I'm working with a day of year column that ranges from 1 to 366 (to account for leap years). I need to convert this column into a date for a specific task and I would like to set it to a year that is very unlikely to appear in my time series.

Is there a way to set it to the oldest leap year of pandas?

import pandas as pd

# here is an example where the data have already been converted to datetime object
# I just missed the year to set
dates = pd.Series(pd.to_datetime(['2023-05-01', '2021-12-15', '2019-07-20']))
first_leap_year = 2000  # this is where I don't know what to set
new_dates = dates.apply(lambda d: d.replace(year=first_leap_year))

Answer 1

The documentation for the pandas.Timestamp type says:

Timestamp is the pandas equivalent of python’s Datetime and is interchangeable with it in most cases.

So we can look up the Python documentation for datetime objects, where we find:

Like a date object, datetime assumes the current Gregorian calendar extended in both directions; like a time object, datetime assumes there are exactly 3600*24 seconds in every day.

In other words, it assumes that the current rules for calculating leap years apply at any point in history, even though they were actually introduced in 1582, and adopted by different countries over the next few centuries. (The technical term for this is a "proleptic Gregorian calendar".)

Standard Python has a datetime.MINYEAR constant:

The smallest year number allowed in a date or datetime object. MINYEAR is 1.

So the lowest year divisible by 4, (and not by 100, so meeting the Gregorian definition of leap year as well as the Julian one) would be 4.

However, Pandas also has pandas.Timestamp.min:

Timestamp.min = Timestamp('1677-09-21 00:12:43.145224193')

(In case you're wondering, that's 2⁶³ nanoseconds before January 1, 1970, i.e. the limit of a 64-bit signed integer with nanosecond resolution.)

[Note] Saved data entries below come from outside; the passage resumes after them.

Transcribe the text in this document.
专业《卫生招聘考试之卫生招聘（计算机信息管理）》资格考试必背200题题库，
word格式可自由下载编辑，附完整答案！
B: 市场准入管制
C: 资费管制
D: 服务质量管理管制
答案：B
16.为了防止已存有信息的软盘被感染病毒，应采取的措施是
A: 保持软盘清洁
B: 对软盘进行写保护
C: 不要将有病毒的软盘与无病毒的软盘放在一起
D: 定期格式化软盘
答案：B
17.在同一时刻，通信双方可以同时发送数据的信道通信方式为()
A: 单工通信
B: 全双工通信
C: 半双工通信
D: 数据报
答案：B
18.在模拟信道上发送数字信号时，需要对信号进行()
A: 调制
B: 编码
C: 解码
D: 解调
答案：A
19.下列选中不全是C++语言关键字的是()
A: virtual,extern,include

So you probably want a year after 1677, meaning the earliest available year would be 1680.

Answer 2

I ended up doing the same reasoning as @IMSoP but using pandas only so less general:

First I searched for the very first available year in Pandas:

import pandas as pd

start_date = pd.Timestamp.min

Then I wrote a small function to check if a year is a leap year and applied to the range of date from my first ever year to the next 50 (which is of course overkill but I felt safer):

def is_leap_year(year):
    return (year % 4 == 0 and year % 100 != 0) or (year % 400 == 0)

for year in range(start_date.year, start_date.year + 50):
    if is_leap_year(year):
        print(f"Oldest leap year in pandas: {year}")
        break

final answer is consistent with the datetime based answer (which is great):

Oldest leap year in pandas: 1680